David Jacobs introduced Bill Haley and Elvis Presley to the British public.He became the chairman of the television panel game Tell the Truth, and was the first presenter of Come Dancing.
The BBC rejected his concept, Hit or Miss, where a panel would discuss the latest record releases as they considered that watching people listening to records was not of interest. Then in 1958 Juke Box Jury a television panel game was imported from America to the UK and David Jacobs was the chairman. The programme ran for nine years with David and the panelist, Pete Murray.

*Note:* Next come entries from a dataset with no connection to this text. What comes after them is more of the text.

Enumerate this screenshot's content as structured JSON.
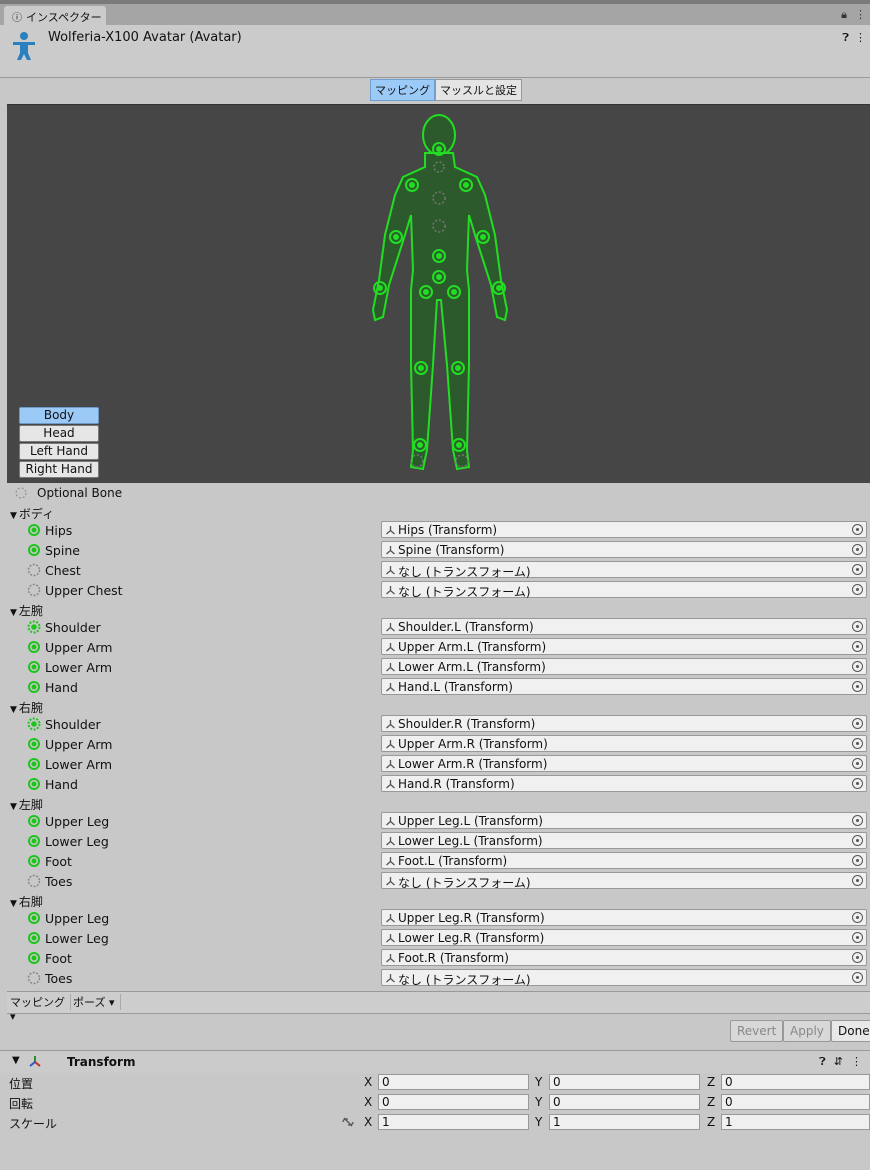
{
  "tab": {
    "title": "インスペクター"
  },
  "header": {
    "title": "Wolferia-X100 Avatar (Avatar)"
  },
  "segments": [
    {
      "label": "マッピング",
      "active": true
    },
    {
      "label": "マッスルと設定",
      "active": false
    }
  ],
  "view_buttons": [
    "Body",
    "Head",
    "Left Hand",
    "Right Hand"
  ],
  "optional_label": "Optional Bone",
  "groups": [
    {
      "name": "ボディ",
      "bones": [
        {
          "label": "Hips",
          "value": "Hips (Transform)",
          "state": "required"
        },
        {
          "label": "Spine",
          "value": "Spine (Transform)",
          "state": "required"
        },
        {
          "label": "Chest",
          "value": "なし (トランスフォーム)",
          "state": "optional-empty"
        },
        {
          "label": "Upper Chest",
          "value": "なし (トランスフォーム)",
          "state": "optional-empty"
        }
      ]
    },
    {
      "name": "左腕",
      "bones": [
        {
          "label": "Shoulder",
          "value": "Shoulder.L (Transform)",
          "state": "optional-set"
        },
        {
          "label": "Upper Arm",
          "value": "Upper Arm.L (Transform)",
          "state": "required"
        },
        {
          "label": "Lower Arm",
          "value": "Lower Arm.L (Transform)",
          "state": "required"
        },
        {
          "label": "Hand",
          "value": "Hand.L (Transform)",
          "state": "required"
        }
      ]
    },
    {
      "name": "右腕",
      "bones": [
        {
          "label": "Shoulder",
          "value": "Shoulder.R (Transform)",
          "state": "optional-set"
        },
        {
          "label": "Upper Arm",
          "value": "Upper Arm.R (Transform)",
          "state": "required"
        },
        {
          "label": "Lower Arm",
          "value": "Lower Arm.R (Transform)",
          "state": "required"
        },
        {
          "label": "Hand",
          "value": "Hand.R (Transform)",
          "state": "required"
        }
      ]
    },
    {
      "name": "左脚",
      "bones": [
        {
          "label": "Upper Leg",
          "value": "Upper Leg.L (Transform)",
          "state": "required"
        },
        {
          "label": "Lower Leg",
          "value": "Lower Leg.L (Transform)",
          "state": "required"
        },
        {
          "label": "Foot",
          "value": "Foot.L (Transform)",
          "state": "required"
        },
        {
          "label": "Toes",
          "value": "なし (トランスフォーム)",
          "state": "optional-empty"
        }
      ]
    },
    {
      "name": "右脚",
      "bones": [
        {
          "label": "Upper Leg",
          "value": "Upper Leg.R (Transform)",
          "state": "required"
        },
        {
          "label": "Lower Leg",
          "value": "Lower Leg.R (Transform)",
          "state": "required"
        },
        {
          "label": "Foot",
          "value": "Foot.R (Transform)",
          "state": "required"
        },
        {
          "label": "Toes",
          "value": "なし (トランスフォーム)",
          "state": "optional-empty"
        }
      ]
    }
  ],
  "bottom_menus": [
    "マッピング",
    "ポーズ"
  ],
  "actions": {
    "revert": "Revert",
    "apply": "Apply",
    "done": "Done"
  },
  "transform": {
    "title": "Transform",
    "rows": [
      {
        "label": "位置",
        "x": "0",
        "y": "0",
        "z": "0"
      },
      {
        "label": "回転",
        "x": "0",
        "y": "0",
        "z": "0"
      },
      {
        "label": "スケール",
        "x": "1",
        "y": "1",
        "z": "1"
      }
    ],
    "axes": [
      "X",
      "Y",
      "Z"
    ]
  },
  "colors": {
    "accent": "#9ccaf7",
    "bone_green": "#1ec41e",
    "viewport": "#464646"
  }
}
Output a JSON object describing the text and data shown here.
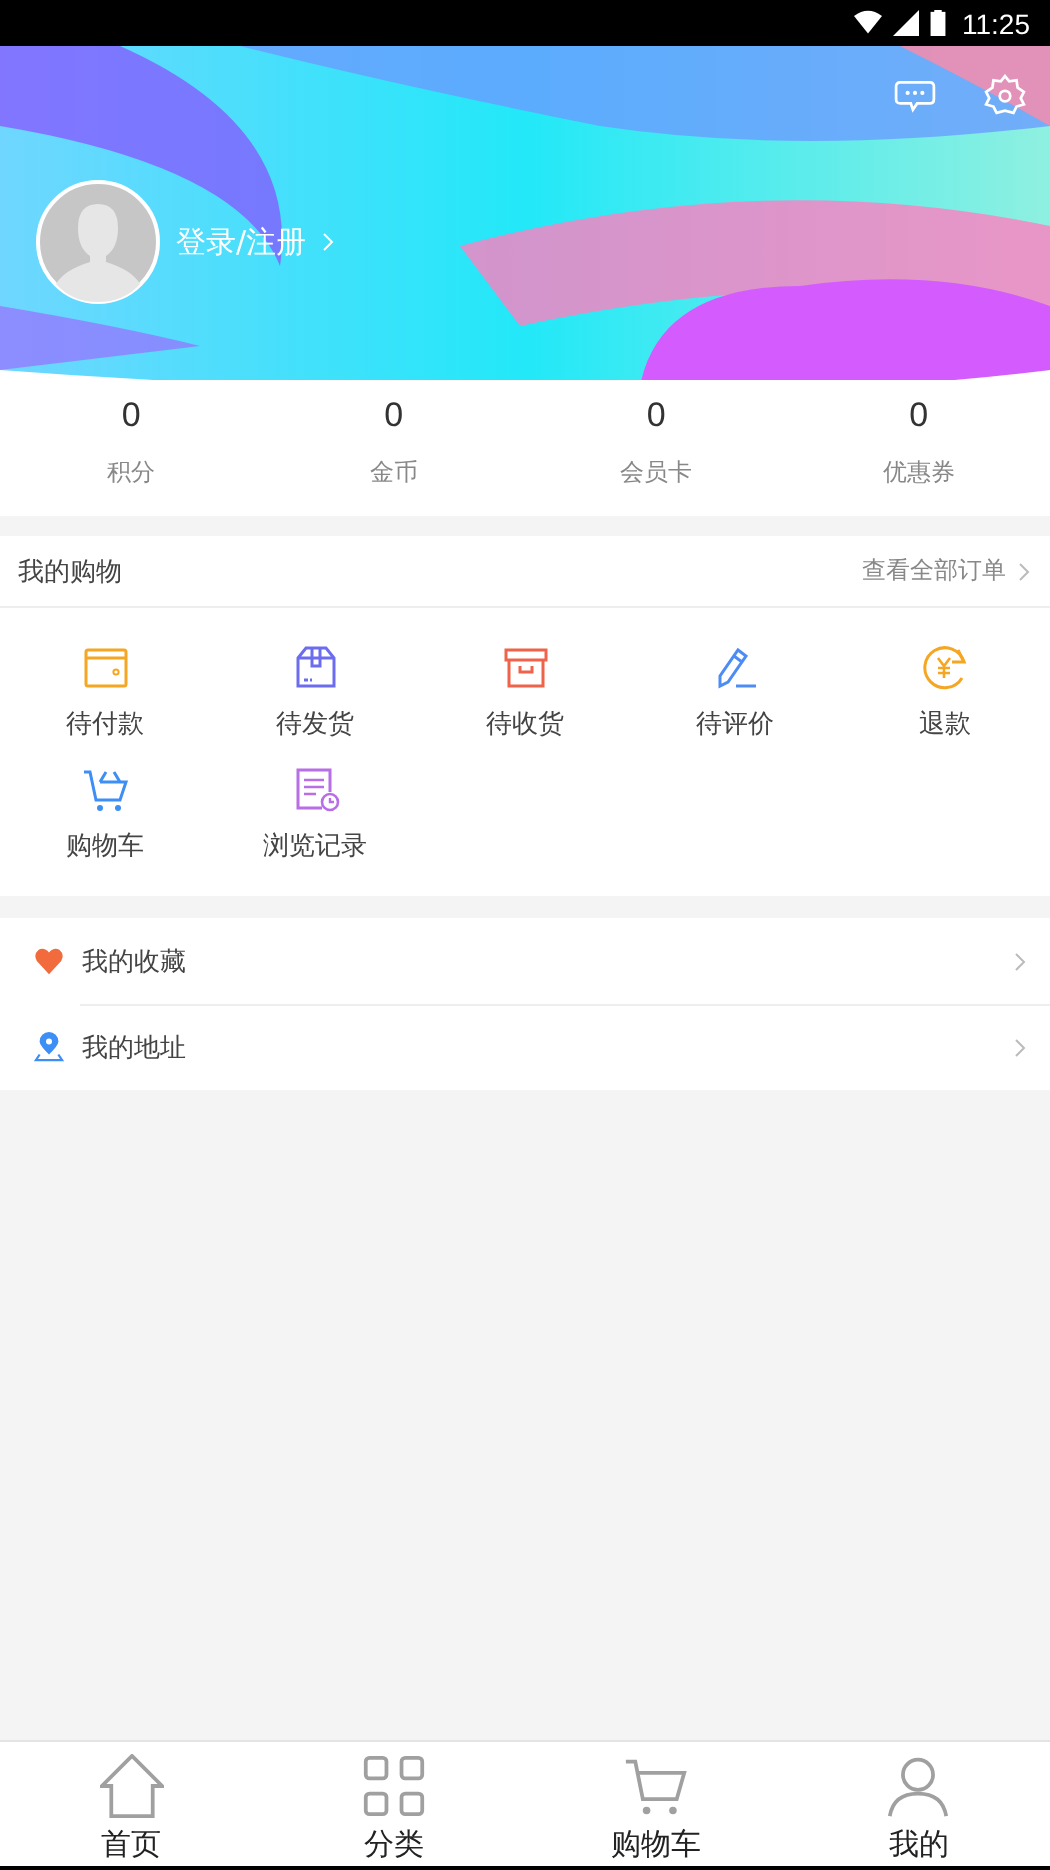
{
  "status_bar": {
    "time": "11:25"
  },
  "profile": {
    "login_label": "登录/注册"
  },
  "stats": [
    {
      "value": "0",
      "label": "积分"
    },
    {
      "value": "0",
      "label": "金币"
    },
    {
      "value": "0",
      "label": "会员卡"
    },
    {
      "value": "0",
      "label": "优惠券"
    }
  ],
  "shopping": {
    "title": "我的购物",
    "view_all": "查看全部订单",
    "items": [
      {
        "kind": "wallet",
        "label": "待付款"
      },
      {
        "kind": "package",
        "label": "待发货"
      },
      {
        "kind": "box",
        "label": "待收货"
      },
      {
        "kind": "pen",
        "label": "待评价"
      },
      {
        "kind": "refund",
        "label": "退款"
      },
      {
        "kind": "cart",
        "label": "购物车"
      },
      {
        "kind": "history",
        "label": "浏览记录"
      }
    ]
  },
  "menu": [
    {
      "kind": "heart",
      "label": "我的收藏"
    },
    {
      "kind": "pin",
      "label": "我的地址"
    }
  ],
  "tab_bar": [
    {
      "kind": "home",
      "label": "首页"
    },
    {
      "kind": "grid",
      "label": "分类"
    },
    {
      "kind": "cart",
      "label": "购物车"
    },
    {
      "kind": "user",
      "label": "我的"
    }
  ]
}
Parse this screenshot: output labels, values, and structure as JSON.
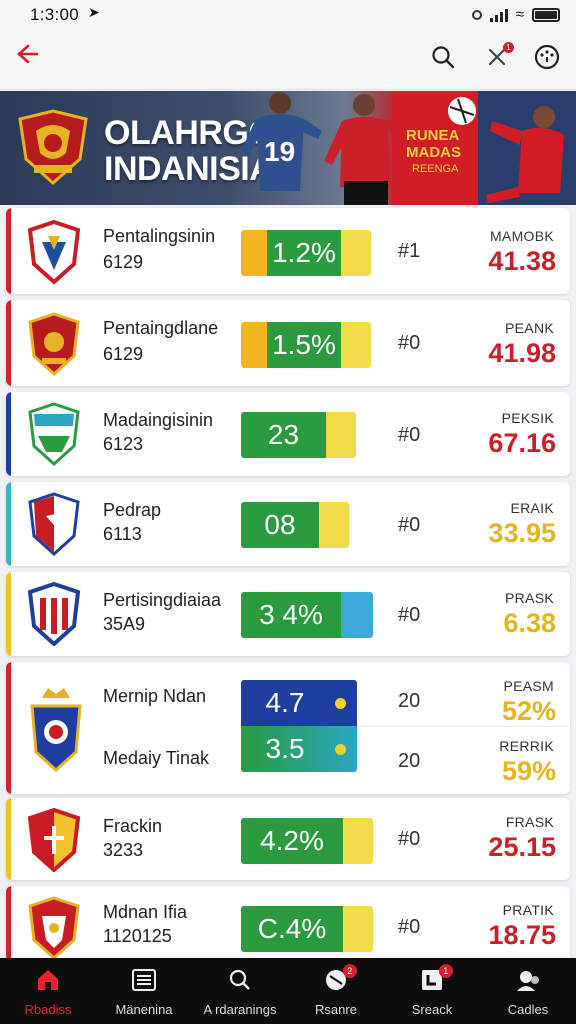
{
  "status_bar": {
    "time": "1:3:00",
    "location_icon": "location-arrow-icon"
  },
  "top_bar": {
    "back_icon": "back-arrow-icon",
    "search_icon": "search-icon",
    "close_icon": "close-icon",
    "close_badge": "1",
    "settings_icon": "dial-icon"
  },
  "banner": {
    "title_line1": "OLAHRGGA",
    "title_line2": "INDANISIA",
    "jersey_number": "19",
    "ad_line1": "RUNEA",
    "ad_line2": "MADAS",
    "ad_line3": "REENGA"
  },
  "colors": {
    "accent_red": "#d3202a",
    "green": "#2a9b3f",
    "yellow": "#f2c12e",
    "blue": "#1f4fa0",
    "teal": "#2aa6a0"
  },
  "rows": [
    {
      "name": "Pentalingsinin",
      "code": "6129",
      "bar_value": "1.2%",
      "rank": "#1",
      "label": "MAMOBK",
      "score": "41.38",
      "score_color": "#cc1f2a",
      "stripe": "#d3202a"
    },
    {
      "name": "Pentaingdlane",
      "code": "6129",
      "bar_value": "1.5%",
      "rank": "#0",
      "label": "PEANK",
      "score": "41.98",
      "score_color": "#cc1f2a",
      "stripe": "#d3202a"
    },
    {
      "name": "Madaingisinin",
      "code": "6123",
      "bar_value": "23",
      "rank": "#0",
      "label": "PEKSIK",
      "score": "67.16",
      "score_color": "#cc1f2a",
      "stripe": "#1f3fa0"
    },
    {
      "name": "Pedrap",
      "code": "6113",
      "bar_value": "08",
      "rank": "#0",
      "label": "ERAIK",
      "score": "33.95",
      "score_color": "#e2b621",
      "stripe": "#3ab6c2"
    },
    {
      "name": "Pertisingdiaiaa",
      "code": "35A9",
      "bar_value": "3 4%",
      "rank": "#0",
      "label": "PRASK",
      "score": "6.38",
      "score_color": "#e2b621",
      "stripe": "#f2c12e"
    },
    {
      "name": "Mernip Ndan",
      "bar_value": "4.7",
      "rank": "20",
      "label": "PEASM",
      "score": "52%",
      "score_color": "#e2b621",
      "stripe": "#d3202a",
      "name2": "Medaiy Tinak",
      "bar_value2": "3.5",
      "rank2": "20",
      "label2": "RERRIK",
      "score2": "59%",
      "score_color2": "#e2b621"
    },
    {
      "name": "Frackin",
      "code": "3233",
      "bar_value": "4.2%",
      "rank": "#0",
      "label": "FRASK",
      "score": "25.15",
      "score_color": "#cc1f2a",
      "stripe": "#f2c12e"
    },
    {
      "name": "Mdnan Ifia",
      "code": "1120125",
      "bar_value": "C.4%",
      "rank": "#0",
      "label": "PRATIK",
      "score": "18.75",
      "score_color": "#cc1f2a",
      "stripe": "#d3202a"
    }
  ],
  "nav": [
    {
      "label": "Rbadiss",
      "icon": "home-icon",
      "active": true
    },
    {
      "label": "Mänenina",
      "icon": "list-icon"
    },
    {
      "label": "A rdaranings",
      "icon": "search-icon"
    },
    {
      "label": "Rsanre",
      "icon": "ball-icon",
      "badge": "2"
    },
    {
      "label": "Sreack",
      "icon": "scoreboard-icon",
      "badge": "1"
    },
    {
      "label": "Cadles",
      "icon": "profile-icon"
    }
  ]
}
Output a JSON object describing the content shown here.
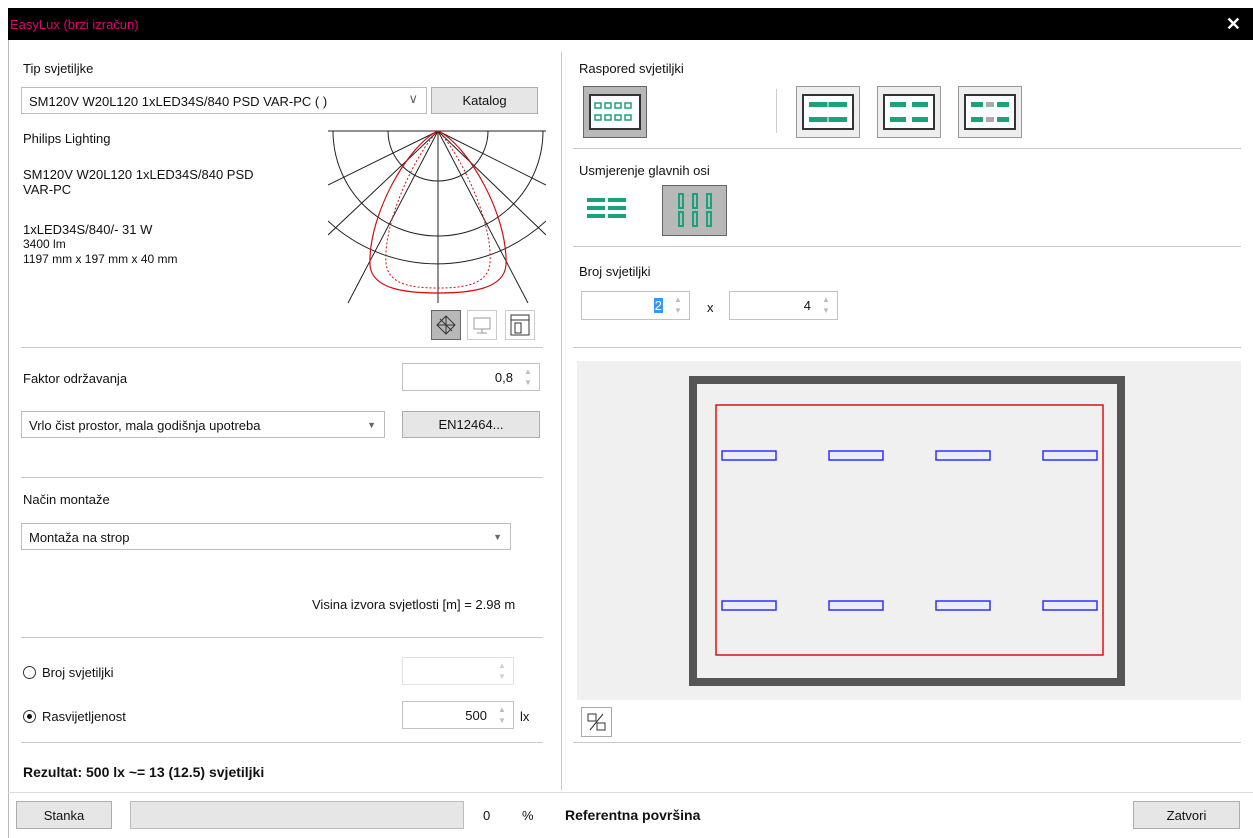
{
  "window": {
    "title": "EasyLux (brzi izračun)",
    "close_glyph": "✕"
  },
  "luminaire": {
    "section_label": "Tip svjetiljke",
    "selected": "SM120V W20L120 1xLED34S/840 PSD VAR-PC ( )",
    "catalog_button": "Katalog",
    "manufacturer": "Philips Lighting",
    "name_line1": "SM120V W20L120 1xLED34S/840 PSD",
    "name_line2": "VAR-PC",
    "lamp": "1xLED34S/840/- 31 W",
    "flux": "3400 lm",
    "dimensions": "1197 mm x 197 mm x 40 mm",
    "view_icons": [
      "polar-diagram-icon",
      "monitor-icon",
      "room-icon"
    ]
  },
  "maintenance": {
    "label": "Faktor održavanja",
    "value": "0,8",
    "preset": "Vrlo čist prostor, mala godišnja upotreba",
    "standard_button": "EN12464..."
  },
  "mounting": {
    "label": "Način montaže",
    "value": "Montaža na strop",
    "height_text": "Visina izvora svjetlosti [m] = 2.98 m"
  },
  "calc_mode": {
    "option_count": "Broj svjetiljki",
    "option_illuminance": "Rasvijetljenost",
    "selected": "illuminance",
    "illuminance_value": "500",
    "unit": "lx"
  },
  "result": {
    "text": "Rezultat: 500 lx ~= 13 (12.5) svjetiljki"
  },
  "arrangement": {
    "label": "Raspored svjetiljki",
    "orientation_label": "Usmjerenje glavnih osi",
    "count_label": "Broj svjetiljki",
    "rows": "2",
    "times": "x",
    "cols": "4",
    "colors": {
      "accent": "#1aa37a",
      "room_wall": "#555555",
      "boundary": "#e01010",
      "luminaire": "#3030ff"
    }
  },
  "preview": {
    "rows": 2,
    "cols": 4
  },
  "footer": {
    "pause_button": "Stanka",
    "progress_percent": 0,
    "progress_value": "0",
    "percent_sign": "%",
    "reference_label": "Referentna površina",
    "close_button": "Zatvori"
  }
}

David was voted TV Personality of the Year by the Variety Club of Great Britain in 1960. He was a jobbing broadcaster, during a typical week he would; present the afternoon programme Wednesday Magazine, take part in a Victorian evening on the Third Programme and read poetry on the World Service. He presented programmes on Radio Luxembourg, which were often sponsored by Toni’s Home Perm.
David had minor roles as himself in two films; The Golden Disc in 1958 and It’s Trad, Dad! in 1962. From 1957 to 1961 he presented the radio chart show Pick of the Pops.
In 1962 David declined Brian Epstein’s request to assist with the nationwide launch of the Beatles, as he had commitments with the BBC the Beatles were a success! and, in 1963 a special edition of Juke Box Jury with the Beatles was broadcast from the Liverpool Empire reaching an audience of 24 million.
David married Patricia Bradlaw in 1949, he highlighted his happy family life in his autobiography ‘Jacobs Ladder’ in 1963.
He was one of four regular presenters on Top of the Pops from 1964 to 1970. In the early 1970’s David hosted a television programme, Any Questions? and its companion programme, Any Answers?
David Jacobs had a traumatic personal life. His marriage fell apart and was dissolved in 1972 and his 19 year old son Jeremy was killed in a road accident in Israel while doing charity work.
In 1975 he married Caroline Munro his long-standing girlfriend, she and their friend Caroline Marsh died in a car accident on a mountain road in Spain when the couples were on holiday.
Soon after the tragedy David returned to Any Questions? with Richard Marsh (Chairman of British Rail) as a guest. Both considered the appearance as therapeutic, and as further therapy he wrote a book about their relationship, Caroline in 1978.
He was voted Radio Personality of the Year, in the same year and in 1984 he received a Sony award for his outstanding contribution to radio. He presented numerous Radio 2 programmes including a lunchtime series between 1985 and 1991, Melodies For You which ran for 12 years and latterly, The David Jacobs Collection aired on Sunday evenings, which took him into his seventh decade as a BBC presenter.
He hosted the return of the television parlour game, What’s My Line?, was a founder member of Capital Radio and presented travel programmes for Sky.
David Jacobs DL, CBE was appointed a Deputy Lieutenant for Greater London, in 1983. and became president of the Kingston-upon-Thames Royal British Legion the following year. He was awarded the CBE in 1996.
He was both a brilliant organiser and a natural chairman. He did significant charity work for the Stars Organisation for Spastics, the RSPCA and, many other organisations. David was also a patron for the Dame Vera Lynn Trust for Children with Cerebral Palsy, based in Five Oaks, near Billingshurst.
He announced his failing health on the Radio in July 2013 and his final programme of ‘The David Jacobs Collection’ was broadcast 4th August, just a month before in died he had suffered with liver cancer and Parkinson’s disease for some time.
David Jacobs was loved and admired. Everything about him as a broadcaster was polished and immaculate: the smooth voice, the smartly-cut single-colour blazers with brass buttons and the sharply-creased trousers, the military stance.